この水道工事の最後に舗装の復旧があるのですが、その設計にビックリしました!舗装工における、舗装版直接積込に関しての歩掛りが、0.2立米のバックホウ、運搬は4トンダンプになっているのです!
0.2立米のバックホウなんて、歩道に入る訳もありませんし、4トンダンプを車道に停めると、仮歩道は確保できません!あまりにも現場条件を無視した設計です!担当者に問い合わせしたところ「他に歩掛りが、無い」との答えでした。
水道管の敷設工事の設計に関しては、当該の管轄は国交省ではありません。厚生労働省の管轄なのです。ですから、水道工事は厚労省の積算で設計してありますから、0.1立米のバックホウと2トンダンプでの運搬という歩掛りがあります。同じ工事の中なのに、舗装の復旧に関する歩掛りだけ国交省の歩掛りが使ってありました。

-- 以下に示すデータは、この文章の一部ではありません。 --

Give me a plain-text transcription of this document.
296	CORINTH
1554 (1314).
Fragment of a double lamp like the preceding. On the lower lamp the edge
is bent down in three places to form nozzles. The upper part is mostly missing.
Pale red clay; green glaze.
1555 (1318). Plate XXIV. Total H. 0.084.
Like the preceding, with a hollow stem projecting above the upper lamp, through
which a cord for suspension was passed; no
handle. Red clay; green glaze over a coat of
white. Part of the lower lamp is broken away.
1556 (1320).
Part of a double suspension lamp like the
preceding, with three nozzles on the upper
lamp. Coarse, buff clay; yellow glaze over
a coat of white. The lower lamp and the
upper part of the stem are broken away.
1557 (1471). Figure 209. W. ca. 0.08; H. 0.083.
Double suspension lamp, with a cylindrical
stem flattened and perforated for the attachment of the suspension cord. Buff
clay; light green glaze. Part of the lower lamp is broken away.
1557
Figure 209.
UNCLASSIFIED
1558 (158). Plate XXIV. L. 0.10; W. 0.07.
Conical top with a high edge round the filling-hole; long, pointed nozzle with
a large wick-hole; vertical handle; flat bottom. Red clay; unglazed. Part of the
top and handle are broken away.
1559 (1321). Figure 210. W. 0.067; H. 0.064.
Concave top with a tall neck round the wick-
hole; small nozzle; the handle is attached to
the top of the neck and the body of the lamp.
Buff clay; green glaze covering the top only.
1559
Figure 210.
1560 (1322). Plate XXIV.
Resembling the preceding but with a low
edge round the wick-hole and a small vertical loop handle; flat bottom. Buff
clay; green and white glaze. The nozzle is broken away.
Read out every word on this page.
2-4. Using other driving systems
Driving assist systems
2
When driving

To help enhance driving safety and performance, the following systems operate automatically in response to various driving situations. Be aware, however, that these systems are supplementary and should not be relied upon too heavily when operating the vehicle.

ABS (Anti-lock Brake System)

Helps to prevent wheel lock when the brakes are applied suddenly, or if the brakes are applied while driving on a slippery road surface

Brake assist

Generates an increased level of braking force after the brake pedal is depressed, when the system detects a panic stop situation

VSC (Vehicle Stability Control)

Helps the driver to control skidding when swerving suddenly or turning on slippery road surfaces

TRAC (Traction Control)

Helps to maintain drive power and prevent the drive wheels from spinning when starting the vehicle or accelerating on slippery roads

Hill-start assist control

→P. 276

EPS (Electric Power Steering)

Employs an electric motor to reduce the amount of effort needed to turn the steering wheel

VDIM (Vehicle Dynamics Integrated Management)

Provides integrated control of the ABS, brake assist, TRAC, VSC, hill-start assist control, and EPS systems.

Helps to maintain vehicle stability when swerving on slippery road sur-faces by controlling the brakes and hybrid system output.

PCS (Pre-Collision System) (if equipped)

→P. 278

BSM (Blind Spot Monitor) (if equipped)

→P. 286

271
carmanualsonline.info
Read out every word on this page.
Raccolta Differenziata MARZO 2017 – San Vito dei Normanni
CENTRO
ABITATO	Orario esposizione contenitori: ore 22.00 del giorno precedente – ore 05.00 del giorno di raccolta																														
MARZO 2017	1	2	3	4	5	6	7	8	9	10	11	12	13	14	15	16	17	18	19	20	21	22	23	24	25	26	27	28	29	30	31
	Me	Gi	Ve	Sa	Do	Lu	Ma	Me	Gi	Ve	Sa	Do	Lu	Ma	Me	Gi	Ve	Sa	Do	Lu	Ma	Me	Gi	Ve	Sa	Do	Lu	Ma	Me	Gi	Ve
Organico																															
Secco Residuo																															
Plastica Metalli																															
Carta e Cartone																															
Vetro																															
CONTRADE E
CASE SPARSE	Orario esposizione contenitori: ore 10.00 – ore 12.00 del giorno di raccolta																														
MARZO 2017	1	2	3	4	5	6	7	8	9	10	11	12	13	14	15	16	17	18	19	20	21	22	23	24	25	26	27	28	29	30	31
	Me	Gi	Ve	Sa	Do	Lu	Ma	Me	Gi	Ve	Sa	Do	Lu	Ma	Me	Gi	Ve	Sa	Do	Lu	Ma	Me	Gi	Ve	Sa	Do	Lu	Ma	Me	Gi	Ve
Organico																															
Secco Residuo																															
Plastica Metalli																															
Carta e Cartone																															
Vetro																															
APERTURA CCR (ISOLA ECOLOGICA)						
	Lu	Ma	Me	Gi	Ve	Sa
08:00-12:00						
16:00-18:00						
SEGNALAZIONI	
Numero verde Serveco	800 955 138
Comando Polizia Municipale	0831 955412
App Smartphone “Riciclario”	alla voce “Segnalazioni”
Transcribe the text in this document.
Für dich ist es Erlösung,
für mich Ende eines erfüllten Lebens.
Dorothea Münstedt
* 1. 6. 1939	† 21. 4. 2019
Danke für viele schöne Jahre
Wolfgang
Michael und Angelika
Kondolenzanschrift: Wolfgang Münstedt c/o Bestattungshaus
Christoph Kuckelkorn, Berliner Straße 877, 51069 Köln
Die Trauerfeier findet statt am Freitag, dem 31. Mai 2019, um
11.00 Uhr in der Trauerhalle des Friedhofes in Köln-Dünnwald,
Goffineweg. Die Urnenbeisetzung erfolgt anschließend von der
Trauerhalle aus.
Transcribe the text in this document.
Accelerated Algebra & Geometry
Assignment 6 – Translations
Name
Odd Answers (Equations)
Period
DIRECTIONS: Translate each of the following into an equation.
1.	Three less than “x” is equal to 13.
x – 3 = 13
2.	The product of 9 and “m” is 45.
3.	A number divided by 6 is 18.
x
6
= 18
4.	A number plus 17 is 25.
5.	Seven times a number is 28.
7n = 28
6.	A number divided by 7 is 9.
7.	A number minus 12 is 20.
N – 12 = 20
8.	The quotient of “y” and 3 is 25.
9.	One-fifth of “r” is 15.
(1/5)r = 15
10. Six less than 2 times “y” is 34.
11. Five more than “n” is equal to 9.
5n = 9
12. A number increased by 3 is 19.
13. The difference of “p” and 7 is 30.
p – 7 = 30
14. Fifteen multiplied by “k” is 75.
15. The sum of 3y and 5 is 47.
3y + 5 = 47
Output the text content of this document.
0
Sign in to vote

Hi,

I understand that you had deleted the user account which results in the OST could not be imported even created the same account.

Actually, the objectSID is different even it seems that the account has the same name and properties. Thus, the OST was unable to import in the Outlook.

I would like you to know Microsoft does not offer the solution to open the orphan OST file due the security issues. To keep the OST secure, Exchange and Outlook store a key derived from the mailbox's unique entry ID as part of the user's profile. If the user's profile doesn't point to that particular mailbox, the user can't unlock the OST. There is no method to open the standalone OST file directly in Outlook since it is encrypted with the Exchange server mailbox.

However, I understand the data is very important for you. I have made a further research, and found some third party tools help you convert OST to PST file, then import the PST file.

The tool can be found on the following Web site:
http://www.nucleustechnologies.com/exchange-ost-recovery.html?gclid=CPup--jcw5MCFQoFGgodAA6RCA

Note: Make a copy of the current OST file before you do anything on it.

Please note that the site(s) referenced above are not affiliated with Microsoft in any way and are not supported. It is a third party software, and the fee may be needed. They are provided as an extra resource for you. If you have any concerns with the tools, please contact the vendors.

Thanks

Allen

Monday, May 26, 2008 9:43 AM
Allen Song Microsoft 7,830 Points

私の見立てによりますと、工事費が単純に安くなるよう、担当者が設計したとしか思えない!なぜ、舗装だけが国交省の歩掛りになっているのかと担当者に問い合わせしても、明確な答えはなく、設計は変更されませんでした。
役所の設計は請負者が儲からないように設計されてる?
これだけではありません。他にもいろいろと、設計に関する疑問、問題点を指摘させてもらいましたが、設計変更はされませんでした!私から言わせてもらえば、役所の設計は発注者の都合のいいように、なされている!請負者が儲からないように設計されていると思えてなりません!
設計の問題は水道工事に限らず、他の工事においても、よく見られます。例えば、住宅街の中での道路工事に、0.7立米のバックホウの掘削と大型ダンプによる土砂運搬という設計だったり、思わず「アホか!」と言いたくなるような設計がなされた現場もありました。
これでは建設会社は儲からない!儲からなかった結果を受けて、私としても、いろいろと反省点はありますが、発注者の設計にも、問題はあります。
設計に関してもう少し勉強するべきだと思いますし、同じ市内の他の建設会社の社員さんも、「頑なに、こちらの話しを聞かないという態度はどうにかならないのでしょうか?」って、同じ事を言ってました!
みなさん、どう思いますか?
こういう声をもっと拾ってほしいですね。どう思うとのことなので、1.設計単価は年々上がっていますが、市場の後を追っかけで上昇するのでタイムラグがあり、結果的に合わない。2.また設計する際、市場単価に実勢調査(簡単に言うと大手業者の実際の大量購入時の仕入値)なるものが入り、予定価格が算出されるのでこの時すでに市場価格より5~10%程度安くなっています。そこから入札ですので概ね89%~95%程度範囲で落札者が決定すると、落札時は既にトータルで2割ほど安くなってしまっている。で、ビジネス(当然)ですので利益を出すためにさらに1割程度原価を抑えようとすると他の協力会社に影響が出てしまうので、昨今の技術者がやるオーソドックスな方法は土曜祝日でて工期の圧縮により全体経費の削減を狙います。←これが週休2日の阻害の一因3.ですがもう一つ大問題があり、主も書いている通り歩掛をいじりやがります。予算ありきで設計(本来はよくない)していますので、ありえない機械設定や、条件に変更しあるいは独自の積み上げで数量等をいじります。また歩掛の基準数量自体が、障害物の何もないだだっ広い平地の標準施工量なので条件が悪い現場ではかなり無理をしてなんとかです。←これが危険作業の事故の減らない一因それでも我々は品質基準、安全基準等クリアしなければ合格しませんので一年間一生懸命働いただけで利益が出ず終わる。長くなりましたが3点程あげさせて頂きました。出来ない業者は消えろ的な方がたまにいますが現に年間ものすごい勢いで廃業しています。特にちゃんとしているところからもたない感じですね。結果手抜きや談合などの原因にもなるし、働き方改革もあるので地方自治体の設計は真面目に考えるときかもしれませんね。